On Thursday, a teacher who is on the executive board of the Chicago Teachers Union, for whom she serves as an area vice president, reportedly urged special education teachers to refuse to return to work the week after New Years’ Day because it would be unsafe. A few hours prior to that, the teacher, Sarah Chambers, posted a photo on Instagram of a pool in Puerto Rico captioned, “Spending the last day of 2020 by the poolside.”
“We have the whole pool to ourselves,” Chamber’s caption continued. “Then, we are going to old San Juan to get some yummy seafood mofongo. We have an entire Airbnb house to ourselves. I’m here with my friend who also had covid.”
According to WGN, Chambers is “facing criticism for vacationing in the Caribbean while at the same time claiming it’s unsafe for teachers to return to the classroom.” The outlet also notes that Chambers’ post “mentions she previously had COVID, got a negative test result and consulted her doctor before traveling.”

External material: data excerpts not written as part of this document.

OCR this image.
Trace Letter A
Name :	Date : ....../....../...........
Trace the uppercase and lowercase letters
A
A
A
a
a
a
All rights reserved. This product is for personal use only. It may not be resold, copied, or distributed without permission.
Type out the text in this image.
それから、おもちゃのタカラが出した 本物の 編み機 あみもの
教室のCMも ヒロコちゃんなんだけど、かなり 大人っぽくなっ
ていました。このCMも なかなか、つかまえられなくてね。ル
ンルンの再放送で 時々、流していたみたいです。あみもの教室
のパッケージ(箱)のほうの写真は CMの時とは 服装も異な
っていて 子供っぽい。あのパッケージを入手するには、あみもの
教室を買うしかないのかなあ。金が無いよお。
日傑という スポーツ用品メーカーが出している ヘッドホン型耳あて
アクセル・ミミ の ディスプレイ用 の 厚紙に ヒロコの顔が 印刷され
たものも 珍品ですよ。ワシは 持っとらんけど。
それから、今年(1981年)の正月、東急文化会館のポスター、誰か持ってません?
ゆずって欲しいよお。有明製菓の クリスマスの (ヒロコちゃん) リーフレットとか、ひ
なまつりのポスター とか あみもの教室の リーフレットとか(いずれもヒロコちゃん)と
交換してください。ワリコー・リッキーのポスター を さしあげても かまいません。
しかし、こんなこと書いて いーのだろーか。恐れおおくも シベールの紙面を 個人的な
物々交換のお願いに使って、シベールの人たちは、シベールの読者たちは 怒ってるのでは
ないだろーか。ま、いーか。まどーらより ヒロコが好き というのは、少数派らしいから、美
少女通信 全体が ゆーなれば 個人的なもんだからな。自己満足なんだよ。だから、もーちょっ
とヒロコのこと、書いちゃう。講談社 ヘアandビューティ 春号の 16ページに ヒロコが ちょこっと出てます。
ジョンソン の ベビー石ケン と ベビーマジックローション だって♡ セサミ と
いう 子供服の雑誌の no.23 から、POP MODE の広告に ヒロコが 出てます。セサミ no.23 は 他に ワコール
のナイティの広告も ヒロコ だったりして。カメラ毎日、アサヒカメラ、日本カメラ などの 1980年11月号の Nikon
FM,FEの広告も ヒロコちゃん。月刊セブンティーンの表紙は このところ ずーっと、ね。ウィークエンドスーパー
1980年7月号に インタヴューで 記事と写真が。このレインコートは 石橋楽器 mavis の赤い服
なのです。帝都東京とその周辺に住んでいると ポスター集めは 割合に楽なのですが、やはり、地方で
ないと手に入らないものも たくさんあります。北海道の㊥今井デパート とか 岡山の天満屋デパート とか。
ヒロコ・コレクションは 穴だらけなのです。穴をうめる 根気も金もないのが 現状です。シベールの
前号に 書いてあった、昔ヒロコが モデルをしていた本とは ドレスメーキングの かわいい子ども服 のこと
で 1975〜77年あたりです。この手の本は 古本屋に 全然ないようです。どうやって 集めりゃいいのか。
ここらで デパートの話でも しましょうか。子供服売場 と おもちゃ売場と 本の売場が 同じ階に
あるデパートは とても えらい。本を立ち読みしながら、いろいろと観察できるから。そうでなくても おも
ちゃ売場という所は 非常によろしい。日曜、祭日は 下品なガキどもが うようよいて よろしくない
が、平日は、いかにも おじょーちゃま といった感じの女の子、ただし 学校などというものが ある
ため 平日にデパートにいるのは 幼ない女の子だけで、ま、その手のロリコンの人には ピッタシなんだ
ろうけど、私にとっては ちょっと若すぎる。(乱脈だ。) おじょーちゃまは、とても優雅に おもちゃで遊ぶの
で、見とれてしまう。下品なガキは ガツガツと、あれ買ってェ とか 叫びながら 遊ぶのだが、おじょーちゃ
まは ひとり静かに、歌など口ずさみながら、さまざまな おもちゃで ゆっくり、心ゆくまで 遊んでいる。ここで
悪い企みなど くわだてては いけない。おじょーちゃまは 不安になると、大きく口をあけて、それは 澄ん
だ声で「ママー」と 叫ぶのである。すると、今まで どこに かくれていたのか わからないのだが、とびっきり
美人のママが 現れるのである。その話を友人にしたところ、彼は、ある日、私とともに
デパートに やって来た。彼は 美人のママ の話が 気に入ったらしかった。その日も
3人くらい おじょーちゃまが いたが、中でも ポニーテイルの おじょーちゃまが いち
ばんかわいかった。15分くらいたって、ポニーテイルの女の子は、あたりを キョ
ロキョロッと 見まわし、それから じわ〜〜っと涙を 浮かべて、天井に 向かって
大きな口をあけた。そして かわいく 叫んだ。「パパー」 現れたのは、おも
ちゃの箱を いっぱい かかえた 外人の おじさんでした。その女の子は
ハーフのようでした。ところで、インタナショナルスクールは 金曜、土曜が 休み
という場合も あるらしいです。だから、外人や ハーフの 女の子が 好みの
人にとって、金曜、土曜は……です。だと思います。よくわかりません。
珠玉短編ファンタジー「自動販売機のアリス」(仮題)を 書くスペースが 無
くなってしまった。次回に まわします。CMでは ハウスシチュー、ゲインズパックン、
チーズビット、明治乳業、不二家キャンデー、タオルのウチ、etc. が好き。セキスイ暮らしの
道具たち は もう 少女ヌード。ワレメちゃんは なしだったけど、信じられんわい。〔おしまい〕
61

In mid-December the Chicago Board of Education decided to resume some in-school classes in January, but the Chicago Teachers Union was vehemently opposed to the idea. CTU President Jesse Sharkey stated, “This is the most difficult time. Transmission is highest. It’s dark and cold. People are indoors and the holidays are coming, so there’s going to be a lot of transmission.”
“The union pointed to recent surveys showing two-thirds of Chicago Public Schools parents refusing to send their kids back,” WGN reported before the holiday break. “The union is arguing that it’s much safer to offer a beefed-up remote learning plan until the vaccine can do its work to reduce the risk of COVID-19 infection.”
Chicago Public Schools (CPS) CEO Janice Jackson countered by saying that parents are calling for a return to the classroom, asserting, “We are serving a large swath of our families who believe this is the best choice for their students, and we believe we have a moral obligation to do so.”
“Chicago’s public health commissioner, Dr. Allison Arwady, said Wednesday that teacher vaccinations could potentially begin in March or late February at the earliest,” The Chicago Tribune reported on Thursday. “That’s after the scheduled resumption of in-person classes in CPS, which is Jan. 11 for prekindergarten and some special education students and Feb. 1 for most kindergarten through eighth graders, unless they opt for continued remote learning. The first group of teachers is expected to report to schools Monday.”
Arwady pointed out data from the Archdiocese of Chicago showing the infection rate among students was half the rate of students out of school while teachers’ infection rate was akin to “adults in the community.” The Archdiocese of Chicago supervises roughly 200 Chicago-area schools that have been mostly open for months.
Arwady added that the decision to bring teachers back before they are vaccinated “doesn’t have anything to do with vaccination. It has to do with the fact that we have seen, not just here in Chicago but around the country and around the world, that … we don’t see schools driving community spread. We don’t see them as significant sources of infection.”
CTU has warned that teachers may strike if the school district reopens school buildings.